Her version of Proud Mary is more hit than miss, with a grooving, uplifting pulse.

Her take on Teardrops, however, does little to improve, or even change, what was already a near perfect product. Two new tracks are perfectly pleasant and show off her revered vocal chops.

Take my advice: don't think too deeply about Do It Again. Just sit back and listen.

Rating: 3/5
Alex Green


MADISON Beer may only be 21 but her debut album has been a long time coming. By the age of 16 she had been discovered on YouTube by Justin Bieber, signed to Island Records and dropped quietly with a half-finished album.

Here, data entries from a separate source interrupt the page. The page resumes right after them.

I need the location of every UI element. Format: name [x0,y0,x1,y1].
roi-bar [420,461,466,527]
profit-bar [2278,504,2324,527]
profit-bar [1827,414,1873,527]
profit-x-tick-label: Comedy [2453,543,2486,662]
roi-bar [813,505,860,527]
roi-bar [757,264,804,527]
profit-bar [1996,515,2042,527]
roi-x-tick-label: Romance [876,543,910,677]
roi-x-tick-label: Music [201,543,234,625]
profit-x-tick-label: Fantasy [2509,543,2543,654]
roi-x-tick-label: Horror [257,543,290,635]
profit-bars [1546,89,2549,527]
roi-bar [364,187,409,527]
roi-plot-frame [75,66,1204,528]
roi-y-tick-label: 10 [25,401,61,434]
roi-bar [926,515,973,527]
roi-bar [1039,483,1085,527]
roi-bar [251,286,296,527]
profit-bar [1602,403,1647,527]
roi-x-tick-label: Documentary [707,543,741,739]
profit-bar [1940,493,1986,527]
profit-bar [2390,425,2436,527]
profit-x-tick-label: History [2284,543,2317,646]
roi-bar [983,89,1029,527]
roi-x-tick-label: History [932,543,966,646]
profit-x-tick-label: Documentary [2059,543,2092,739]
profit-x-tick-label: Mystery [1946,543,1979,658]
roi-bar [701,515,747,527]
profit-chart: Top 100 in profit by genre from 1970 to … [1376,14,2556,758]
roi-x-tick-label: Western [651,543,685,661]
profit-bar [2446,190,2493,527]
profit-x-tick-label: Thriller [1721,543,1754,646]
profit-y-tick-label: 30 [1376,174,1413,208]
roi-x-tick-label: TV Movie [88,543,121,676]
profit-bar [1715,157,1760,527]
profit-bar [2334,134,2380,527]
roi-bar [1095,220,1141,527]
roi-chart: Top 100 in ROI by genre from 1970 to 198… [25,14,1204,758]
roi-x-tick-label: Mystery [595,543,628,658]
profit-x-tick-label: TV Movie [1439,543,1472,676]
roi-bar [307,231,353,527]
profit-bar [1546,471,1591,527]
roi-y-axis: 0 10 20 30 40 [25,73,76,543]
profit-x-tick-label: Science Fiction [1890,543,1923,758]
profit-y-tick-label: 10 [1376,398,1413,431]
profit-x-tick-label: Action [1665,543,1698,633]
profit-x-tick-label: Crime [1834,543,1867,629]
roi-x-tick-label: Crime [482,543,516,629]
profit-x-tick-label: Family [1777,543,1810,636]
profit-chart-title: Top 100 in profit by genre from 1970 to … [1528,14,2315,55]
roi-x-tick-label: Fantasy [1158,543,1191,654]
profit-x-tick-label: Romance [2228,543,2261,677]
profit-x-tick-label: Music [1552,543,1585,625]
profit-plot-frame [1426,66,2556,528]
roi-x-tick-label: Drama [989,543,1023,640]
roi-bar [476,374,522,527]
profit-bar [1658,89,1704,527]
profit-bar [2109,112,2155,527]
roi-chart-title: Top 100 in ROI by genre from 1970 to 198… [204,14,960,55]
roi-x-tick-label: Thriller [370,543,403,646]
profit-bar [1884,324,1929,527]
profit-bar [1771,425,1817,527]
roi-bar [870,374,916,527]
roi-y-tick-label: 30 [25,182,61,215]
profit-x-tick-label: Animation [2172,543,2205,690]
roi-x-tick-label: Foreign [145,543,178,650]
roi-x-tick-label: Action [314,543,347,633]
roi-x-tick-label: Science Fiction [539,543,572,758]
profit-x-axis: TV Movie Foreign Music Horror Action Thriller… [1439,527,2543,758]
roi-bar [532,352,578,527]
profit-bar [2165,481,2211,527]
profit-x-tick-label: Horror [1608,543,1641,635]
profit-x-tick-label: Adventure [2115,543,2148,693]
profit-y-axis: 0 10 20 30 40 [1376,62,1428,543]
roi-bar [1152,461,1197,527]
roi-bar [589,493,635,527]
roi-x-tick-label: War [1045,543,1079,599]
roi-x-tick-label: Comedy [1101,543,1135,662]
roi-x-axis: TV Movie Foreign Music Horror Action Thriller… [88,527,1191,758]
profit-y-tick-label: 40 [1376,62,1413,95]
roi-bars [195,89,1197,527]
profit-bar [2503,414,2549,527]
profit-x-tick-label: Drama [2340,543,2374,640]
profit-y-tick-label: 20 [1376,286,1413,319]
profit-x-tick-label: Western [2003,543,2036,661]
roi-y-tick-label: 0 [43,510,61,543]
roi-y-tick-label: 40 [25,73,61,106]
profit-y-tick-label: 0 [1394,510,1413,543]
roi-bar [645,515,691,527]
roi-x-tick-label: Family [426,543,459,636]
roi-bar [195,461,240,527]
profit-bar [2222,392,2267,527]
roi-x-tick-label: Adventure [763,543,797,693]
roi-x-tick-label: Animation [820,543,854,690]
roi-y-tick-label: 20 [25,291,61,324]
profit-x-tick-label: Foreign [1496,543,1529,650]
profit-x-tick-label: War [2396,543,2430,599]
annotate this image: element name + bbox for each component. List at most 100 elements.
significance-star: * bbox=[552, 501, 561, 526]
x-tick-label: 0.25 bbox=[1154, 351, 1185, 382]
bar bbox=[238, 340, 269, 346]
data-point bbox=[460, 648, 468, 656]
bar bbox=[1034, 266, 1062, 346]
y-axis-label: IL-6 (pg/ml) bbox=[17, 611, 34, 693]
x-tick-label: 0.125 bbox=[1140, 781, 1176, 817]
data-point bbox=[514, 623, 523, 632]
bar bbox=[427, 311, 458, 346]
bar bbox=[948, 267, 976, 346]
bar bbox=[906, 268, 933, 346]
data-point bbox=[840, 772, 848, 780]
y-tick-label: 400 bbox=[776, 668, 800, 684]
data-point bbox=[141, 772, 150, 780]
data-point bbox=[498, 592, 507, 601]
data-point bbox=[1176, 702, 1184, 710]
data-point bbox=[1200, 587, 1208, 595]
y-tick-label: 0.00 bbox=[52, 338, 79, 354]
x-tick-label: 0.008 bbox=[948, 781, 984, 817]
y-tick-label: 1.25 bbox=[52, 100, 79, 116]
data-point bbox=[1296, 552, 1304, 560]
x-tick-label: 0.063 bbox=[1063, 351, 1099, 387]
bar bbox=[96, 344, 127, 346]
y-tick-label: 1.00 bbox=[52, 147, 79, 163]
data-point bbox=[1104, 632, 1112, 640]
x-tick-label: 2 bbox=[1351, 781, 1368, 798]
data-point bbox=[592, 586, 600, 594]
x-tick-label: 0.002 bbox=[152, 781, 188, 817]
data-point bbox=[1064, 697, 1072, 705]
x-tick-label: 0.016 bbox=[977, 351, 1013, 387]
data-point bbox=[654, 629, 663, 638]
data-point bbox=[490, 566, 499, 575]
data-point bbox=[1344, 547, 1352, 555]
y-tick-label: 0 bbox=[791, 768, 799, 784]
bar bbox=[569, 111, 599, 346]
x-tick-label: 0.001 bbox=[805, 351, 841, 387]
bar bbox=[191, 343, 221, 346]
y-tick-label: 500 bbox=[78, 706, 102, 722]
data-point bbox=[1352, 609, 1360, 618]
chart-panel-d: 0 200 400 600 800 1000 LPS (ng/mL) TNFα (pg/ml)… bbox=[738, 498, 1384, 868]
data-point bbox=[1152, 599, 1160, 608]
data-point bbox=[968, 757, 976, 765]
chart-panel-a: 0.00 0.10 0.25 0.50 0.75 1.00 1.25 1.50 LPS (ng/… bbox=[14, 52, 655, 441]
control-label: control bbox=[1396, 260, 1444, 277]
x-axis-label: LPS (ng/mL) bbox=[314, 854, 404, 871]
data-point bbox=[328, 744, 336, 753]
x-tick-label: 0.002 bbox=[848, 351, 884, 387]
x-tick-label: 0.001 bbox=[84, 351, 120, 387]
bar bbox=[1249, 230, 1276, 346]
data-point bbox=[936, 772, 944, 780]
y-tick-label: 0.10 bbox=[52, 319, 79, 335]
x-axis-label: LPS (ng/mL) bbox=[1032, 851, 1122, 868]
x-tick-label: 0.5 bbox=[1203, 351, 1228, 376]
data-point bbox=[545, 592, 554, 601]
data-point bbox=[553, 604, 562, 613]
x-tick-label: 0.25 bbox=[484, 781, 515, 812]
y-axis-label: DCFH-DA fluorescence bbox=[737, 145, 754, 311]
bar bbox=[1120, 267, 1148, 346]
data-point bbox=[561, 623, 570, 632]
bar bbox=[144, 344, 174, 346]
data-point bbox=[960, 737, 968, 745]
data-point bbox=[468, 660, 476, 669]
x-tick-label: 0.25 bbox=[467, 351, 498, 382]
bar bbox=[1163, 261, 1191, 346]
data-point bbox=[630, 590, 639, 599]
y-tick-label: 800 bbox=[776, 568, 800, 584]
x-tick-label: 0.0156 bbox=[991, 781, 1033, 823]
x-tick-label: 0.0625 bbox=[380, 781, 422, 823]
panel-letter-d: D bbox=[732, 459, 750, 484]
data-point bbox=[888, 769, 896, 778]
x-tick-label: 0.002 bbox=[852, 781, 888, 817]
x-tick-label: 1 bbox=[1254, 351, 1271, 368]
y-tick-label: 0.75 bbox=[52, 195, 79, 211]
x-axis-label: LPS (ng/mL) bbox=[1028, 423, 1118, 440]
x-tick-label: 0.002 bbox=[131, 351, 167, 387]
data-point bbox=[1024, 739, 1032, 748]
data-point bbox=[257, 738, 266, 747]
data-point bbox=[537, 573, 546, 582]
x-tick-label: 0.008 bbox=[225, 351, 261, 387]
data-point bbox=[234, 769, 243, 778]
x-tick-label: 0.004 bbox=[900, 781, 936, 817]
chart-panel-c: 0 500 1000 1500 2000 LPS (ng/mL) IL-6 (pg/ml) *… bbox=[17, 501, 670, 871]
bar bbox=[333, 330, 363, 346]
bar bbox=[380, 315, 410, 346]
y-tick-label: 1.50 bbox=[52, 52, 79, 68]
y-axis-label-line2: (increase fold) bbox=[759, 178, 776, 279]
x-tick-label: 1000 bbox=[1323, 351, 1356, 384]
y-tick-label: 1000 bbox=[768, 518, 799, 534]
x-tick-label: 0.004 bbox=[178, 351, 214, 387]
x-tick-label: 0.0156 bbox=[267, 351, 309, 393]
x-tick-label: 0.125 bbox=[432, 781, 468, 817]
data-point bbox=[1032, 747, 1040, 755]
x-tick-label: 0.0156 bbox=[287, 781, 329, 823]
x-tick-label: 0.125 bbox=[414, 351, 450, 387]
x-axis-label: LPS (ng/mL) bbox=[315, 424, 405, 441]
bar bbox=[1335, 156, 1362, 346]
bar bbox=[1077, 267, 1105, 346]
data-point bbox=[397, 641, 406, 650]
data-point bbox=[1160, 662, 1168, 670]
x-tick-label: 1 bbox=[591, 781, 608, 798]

In hindsight, this may have been a good thing. Life Support is the kind of personal, layered album that would have been impossible to make in those restricted circumstances.

Beer may occasionally slip into the kind of slick R&B familiar to fans of Ariana Grande.

But more often than not, Life Support's poppier parts are tempered by her own more left-field influences.

Smatterings of grungy guitar on Follow The Write Rabbit nod towards Nirvana, while the album's first two songs draw on the psychedelic styles of Tame Impala. Beer's voice is a highlight, dancing between fragile on the atmospheric Blue and full diva on BOYS***.

Life Support is an album made for the fans – and the naysayers.